A spate of fights and a string of cyberbullying incidents among students two months into the school year had taken a toll on Difino — the school’s only social worker.
In the last six years, she has juggled caseloads across two separate schools, participated in an 11-day teachers strike, and navigated a pandemic that upended schools for 18 months.
Still, Difino had harbored hopes that COVID-related disruptions had passed, and things might be getting back to normal. After all, this was supposed to be the year Chicago Public Schools — and its 322,000 students and 39,300 staff — recovered from the upheaval of the pandemic. This would be “one of the strongest years ever” in the district’s history, CEO Pedro Martinez said on the first day of school this fall.
At first, Difino felt that might be the case. Even her students described school as “more chill” with “less drama.”
But she soon realized her students’ trauma was deep-rooted.
Students were behind academically. Behavior problems were going up. Staff shortages at the school that serves Latino and Black students continued to stretch an already depleted workforce.

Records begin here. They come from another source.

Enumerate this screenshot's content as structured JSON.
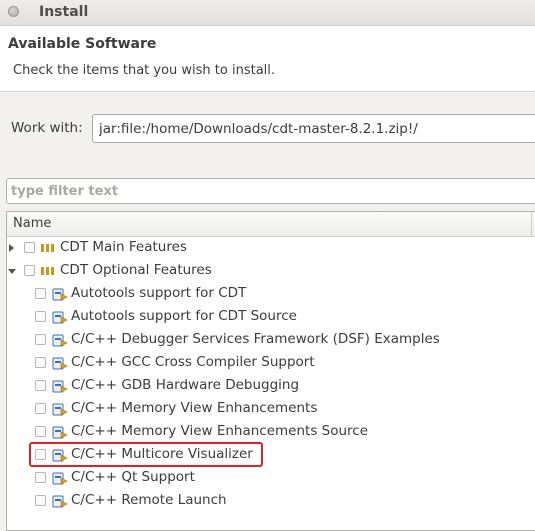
{
  "window": {
    "title": "Install"
  },
  "header": {
    "title": "Available Software",
    "description": "Check the items that you wish to install."
  },
  "work_with": {
    "label": "Work with:",
    "value": "jar:file:/home/Downloads/cdt-master-8.2.1.zip!/"
  },
  "filter": {
    "placeholder": "type filter text"
  },
  "tree": {
    "column_header": "Name",
    "categories": [
      {
        "label": "CDT Main Features",
        "expanded": false,
        "checked": false
      },
      {
        "label": "CDT Optional Features",
        "expanded": true,
        "checked": false
      }
    ],
    "features": [
      {
        "label": "Autotools support for CDT",
        "checked": false
      },
      {
        "label": "Autotools support for CDT Source",
        "checked": false
      },
      {
        "label": "C/C++ Debugger Services Framework (DSF) Examples",
        "checked": false
      },
      {
        "label": "C/C++ GCC Cross Compiler Support",
        "checked": false
      },
      {
        "label": "C/C++ GDB Hardware Debugging",
        "checked": false
      },
      {
        "label": "C/C++ Memory View Enhancements",
        "checked": false
      },
      {
        "label": "C/C++ Memory View Enhancements Source",
        "checked": false
      },
      {
        "label": "C/C++ Multicore Visualizer",
        "checked": false,
        "highlighted": true
      },
      {
        "label": "C/C++ Qt Support",
        "checked": false
      },
      {
        "label": "C/C++ Remote Launch",
        "checked": false
      }
    ]
  },
  "colors": {
    "highlight_border": "#d6262a",
    "category_icon": "#c99a1e",
    "feature_icon_blue": "#3d6fb5",
    "feature_icon_gold": "#d9a420"
  }
}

It felt, Difino said, “just as hard as last year.”
She was maneuvering between crises and helping the behavior team come up with school-wide plans to address some of the fighting and bullying. Plus, she still had to keep up with her regular caseload and small group counseling sessions.
Difino’s job as a school social worker is like “four jobs combined into one,” she says. She’s also responsible for supporting students with disabilities — and managing the paperwork that goes with their Individualized Education Programs or 504 plans — which includes doing diagnostic assessments and meeting with parents and other school staff.
In the bathroom, Difino took another deep breath, then headed back to her office. There she tidied up and fixed her desk. She grabbed her soccer bag from that morning’s Piccolo girls soccer team practice and a binder full of drills and activities. Her role as coach for second, third, and fourth grade students is a reprieve from her frenetic duties during school hours.
She thought about what was needed to calm the fights and help her students: a restorative justice coordinator, smaller class sizes, perhaps another social worker.
But as Difino left for home that night, that wish list seemed far away — and she just felt exhausted.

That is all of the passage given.